Flourishing arbitrage models
US online marketer Neil Lassen is said to have made 150,000 USD through made-to-order t-shirts on Amazon. Lassen has garments produced by designers in the Philippines and then puts them on offer through the Amazon Merch program. Amazon produces the shirts on a per-click basis and then ships them. The design “owner” receives a portion of sales. But he has no dealings with the actual production, storage or the articles themselves.

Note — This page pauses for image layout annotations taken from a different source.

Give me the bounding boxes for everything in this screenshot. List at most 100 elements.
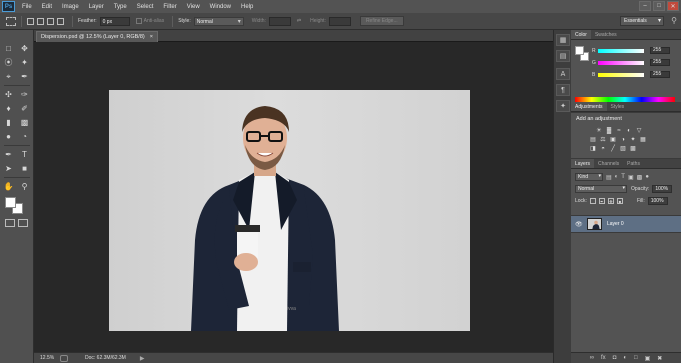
minimize-button[interactable]: – xyxy=(639,1,651,11)
rectangular-marquee-icon[interactable] xyxy=(6,16,16,26)
quick-mask-icon[interactable] xyxy=(4,219,15,227)
eyedropper-tool-icon[interactable]: ✒ xyxy=(17,70,32,83)
crop-tool-icon[interactable]: ⌖ xyxy=(1,70,16,83)
pixel-filter-icon[interactable]: ▤ xyxy=(606,174,612,181)
new-group-icon[interactable]: □ xyxy=(634,355,638,361)
adjustment-filter-icon[interactable]: ◐ xyxy=(615,174,619,180)
paragraph-panel-icon[interactable]: ¶ xyxy=(556,84,570,96)
eraser-tool-icon[interactable]: ▮ xyxy=(1,116,16,129)
shape-filter-icon[interactable]: ▣ xyxy=(628,174,634,181)
spot-healing-tool-icon[interactable]: ✣ xyxy=(1,88,16,101)
new-layer-icon[interactable]: ▣ xyxy=(645,355,651,362)
menu-filter[interactable]: Filter xyxy=(163,4,176,10)
invert-icon[interactable]: ◨ xyxy=(589,145,597,152)
rectangle-tool-icon[interactable]: ■ xyxy=(17,162,32,175)
blend-mode-select[interactable]: Normal xyxy=(575,185,627,193)
tab-layers[interactable]: Layers xyxy=(571,159,595,168)
dodge-tool-icon[interactable]: ◔ xyxy=(17,130,32,143)
close-tab-icon[interactable]: × xyxy=(150,34,153,40)
document-canvas[interactable]: ivva xyxy=(109,90,470,331)
pen-tool-icon[interactable]: ✒ xyxy=(1,148,16,161)
menu-select[interactable]: Select xyxy=(137,4,154,10)
layer-style-icon[interactable]: fx xyxy=(601,355,606,361)
history-panel-icon[interactable]: ▦ xyxy=(556,34,570,46)
menu-image[interactable]: Image xyxy=(62,4,79,10)
canvas-workspace[interactable]: ivva xyxy=(34,42,553,352)
photo-filter-icon[interactable]: ◑ xyxy=(619,136,627,143)
black-white-icon[interactable]: ▣ xyxy=(609,136,617,143)
delete-layer-icon[interactable]: ✖ xyxy=(657,355,662,362)
zoom-tool-icon[interactable]: ⚲ xyxy=(17,180,32,193)
lock-transparency-icon[interactable] xyxy=(589,198,596,204)
type-filter-icon[interactable]: T xyxy=(621,174,625,180)
foreground-color-swatch[interactable] xyxy=(5,197,16,208)
posterize-icon[interactable]: ◓ xyxy=(599,145,607,152)
status-menu-arrow[interactable]: ▶ xyxy=(140,355,145,362)
tab-paths[interactable]: Paths xyxy=(623,159,644,168)
new-selection-icon[interactable] xyxy=(27,17,34,25)
brush-tool-icon[interactable]: ✑ xyxy=(17,88,32,101)
intersect-selection-icon[interactable] xyxy=(57,17,64,25)
color-lookup-icon[interactable]: ▦ xyxy=(639,136,647,143)
width-input[interactable] xyxy=(268,16,291,26)
gradient-map-icon[interactable]: ▧ xyxy=(619,145,627,152)
move-tool-icon[interactable]: ✥ xyxy=(17,42,32,55)
tools-panel-icon[interactable]: ✦ xyxy=(556,100,570,112)
color-spectrum-bar[interactable] xyxy=(575,97,675,102)
selective-color-icon[interactable]: ▩ xyxy=(629,145,637,152)
red-value-input[interactable]: 255 xyxy=(650,47,670,54)
menu-layer[interactable]: Layer xyxy=(89,4,104,10)
hand-tool-icon[interactable]: ✋ xyxy=(1,180,16,193)
exposure-icon[interactable]: ◐ xyxy=(625,127,633,134)
red-slider[interactable] xyxy=(598,48,644,53)
character-panel-icon[interactable]: A xyxy=(556,68,570,80)
blur-tool-icon[interactable]: ● xyxy=(1,130,16,143)
tab-adjustments[interactable]: Adjustments xyxy=(571,102,607,111)
menu-file[interactable]: File xyxy=(22,4,32,10)
history-brush-tool-icon[interactable]: ✐ xyxy=(17,102,32,115)
channel-mixer-icon[interactable]: ✦ xyxy=(629,136,637,143)
menu-help[interactable]: Help xyxy=(241,4,253,10)
blue-slider[interactable] xyxy=(598,72,644,77)
link-layers-icon[interactable]: ∞ xyxy=(590,355,594,361)
tab-color[interactable]: Color xyxy=(571,30,591,39)
zoom-level[interactable]: 12.5% xyxy=(40,355,60,361)
layer-row[interactable]: 👁 Layer 0 xyxy=(571,215,681,233)
document-tab[interactable]: Dispersion.psd @ 12.5% (Layer 0, RGB/8) … xyxy=(36,31,158,42)
menu-edit[interactable]: Edit xyxy=(42,4,52,10)
blue-value-input[interactable]: 255 xyxy=(650,71,670,78)
color-balance-icon[interactable]: ⚖ xyxy=(599,136,607,143)
levels-icon[interactable]: ▓ xyxy=(605,127,613,134)
height-input[interactable] xyxy=(328,16,351,26)
hue-saturation-icon[interactable]: ▤ xyxy=(589,136,597,143)
tab-styles[interactable]: Styles xyxy=(607,102,629,111)
tab-channels[interactable]: Channels xyxy=(594,159,623,168)
workspace-select[interactable]: Essentials xyxy=(620,16,664,26)
layer-filter-select[interactable]: Kind xyxy=(575,173,603,181)
add-selection-icon[interactable] xyxy=(37,17,44,25)
smart-object-filter-icon[interactable]: ▩ xyxy=(637,174,643,181)
add-mask-icon[interactable]: ◘ xyxy=(613,355,617,361)
opacity-input[interactable]: 100% xyxy=(652,185,673,193)
document-info-icon[interactable] xyxy=(60,354,68,362)
menu-type[interactable]: Type xyxy=(114,4,127,10)
close-button[interactable]: ✕ xyxy=(667,1,679,11)
panel-foreground-swatch[interactable] xyxy=(575,46,584,55)
lock-all-icon[interactable]: ■ xyxy=(616,198,623,204)
new-adjustment-layer-icon[interactable]: ◐ xyxy=(623,355,627,361)
visibility-eye-icon[interactable]: 👁 xyxy=(575,221,585,228)
fill-input[interactable]: 100% xyxy=(647,197,668,205)
properties-panel-icon[interactable]: ▤ xyxy=(556,50,570,62)
lock-position-icon[interactable]: ✥ xyxy=(607,198,614,204)
menu-window[interactable]: Window xyxy=(210,4,231,10)
filter-toggle-icon[interactable]: ● xyxy=(645,174,649,180)
curves-icon[interactable]: ≈ xyxy=(615,127,623,134)
style-select[interactable]: Normal xyxy=(193,16,244,26)
screen-mode-icon[interactable] xyxy=(18,219,29,227)
green-value-input[interactable]: 255 xyxy=(650,59,670,66)
anti-alias-checkbox[interactable] xyxy=(135,18,142,24)
swap-icon[interactable]: ⇄ xyxy=(297,18,301,24)
tab-swatches[interactable]: Swatches xyxy=(591,30,621,39)
layer-name[interactable]: Layer 0 xyxy=(607,221,624,227)
color-swatches[interactable] xyxy=(0,195,33,217)
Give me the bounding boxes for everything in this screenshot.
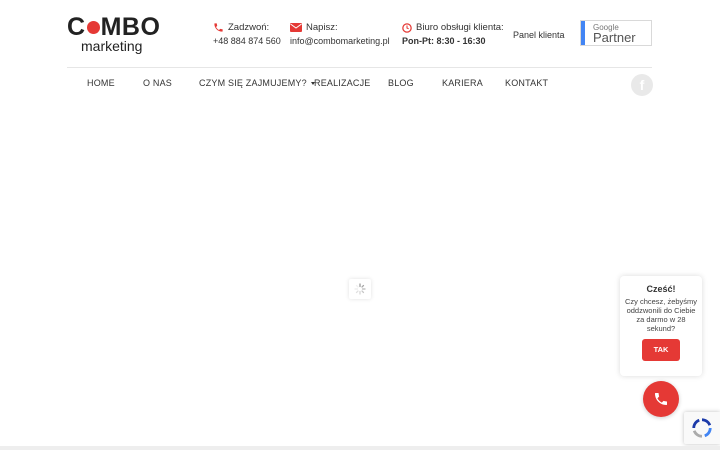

As is the case on Google, there are arbitrage models in play on Amazon, e.g. shrewd “merchants” purchasing items for cheap on Ebay and then selling them for profit on Amazon. The most widespread practice, however, would figure to be sourcing the articles for pennies in China (through places like Ali Baba), slapping on your own label and then reselling the products on Amazon. Recently, however, such business models have had a tougher go as many Chinese merchants have begun selling their goods on Amazon themselves. The current fidget-spinner fad, for example, is funneling loads of revenue to China.
Knighted by WPP
That Amazon is Google’s largest competitor is becoming more and more evident. Sir Martin Sorrell, CEO of WPP, the world’s biggest ad company, publicly stated as much in this Business Insider article and soon after WPP acquired an Amazon agency to add to its network. Even in this regard, Amazon’s development and position is reminiscent to Google’s just over a decade ago. And once smaller agencies started being successful with services oriented to SEO and SEA, the bigger networks had to adapt and react by paying top dollar to acquire competences.